People take forever entering and leaving them because if you swipe and walk at a normal speed you miss the inevitable indication to swipe again (why aren’t there audibly different sounds for a successful versus failed swipe?). There’s often a line getting on the N/R at NYU because of this. If you have a large bag or a long gait you are screwed. If you push incorrectly, you can easily lose your swipe (which apparently happens very often). At the Parkside Avenue Q station there is an exit with an iron maiden turnstile and an emergency exit. Everyone uses the emergency exit.
The purported purpose of the torture-device turnstiles is to keep people from jumping them at stations that don’t have toll collectors watching, so this perceived purpose would still have to be the main consideration when creating a new turnstile.

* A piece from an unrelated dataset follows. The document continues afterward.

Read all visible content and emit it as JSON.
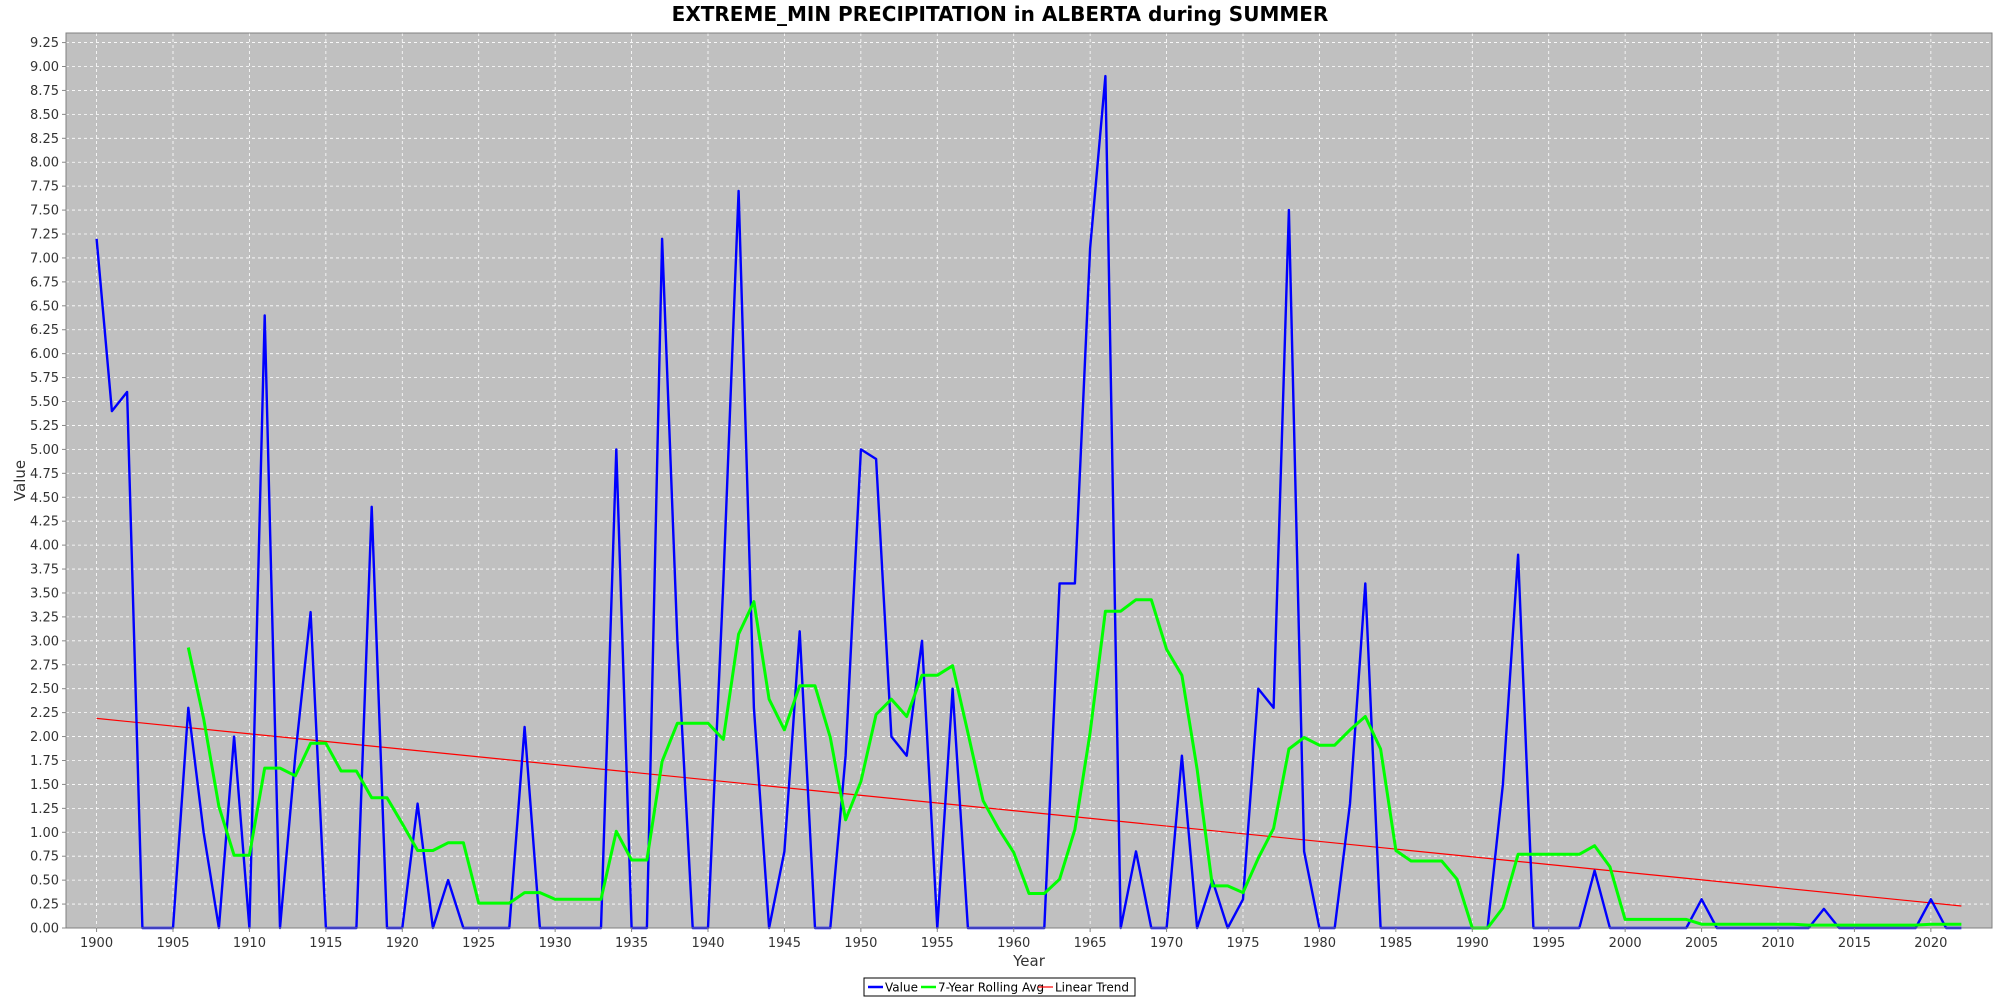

According to wikipedia, there are about 160 subway systems in the world, so somewhere there must be a better system. Thinking of my own experiences traveling, I remember the London Underground tap-and-go as the easiest to use. In Santiago, Chile, to exit you pass through a set of small doors that open from opposite ends. I thought of what EZPass does for cars–could something similar make it as easy for traffic to flow through subway turnstiles?
I thought about easy things that most people keep on their person at all times anyway, and ways a tag on these items could be read when passing through to the subway to activate the turnstile. I came across some articles suggesting the MTA is already considering and testing some of these technologies.
I thought about how EZPass is so easy to use on roads, and the effect of the symbolism of the passageway. I decided to design chevron doors (or bars that could be retracted) in honor of the ancient bird goddess. EZPass made me imagine that maybe scanning would be unnecessary, and the reader could check your tag as you approached. I don’t know if this is technologically feasible, so I depicted scanners as well. There would also be a sound and light emitted as you were granted entry that’s distinct from when entry is denied, so you have more feedback as you pass through, potentially in a hurry.
Perhaps the doors could open one way on the exit side, but need a scan to enter on the entry side. Or, there could simply be a large button to open while exiting.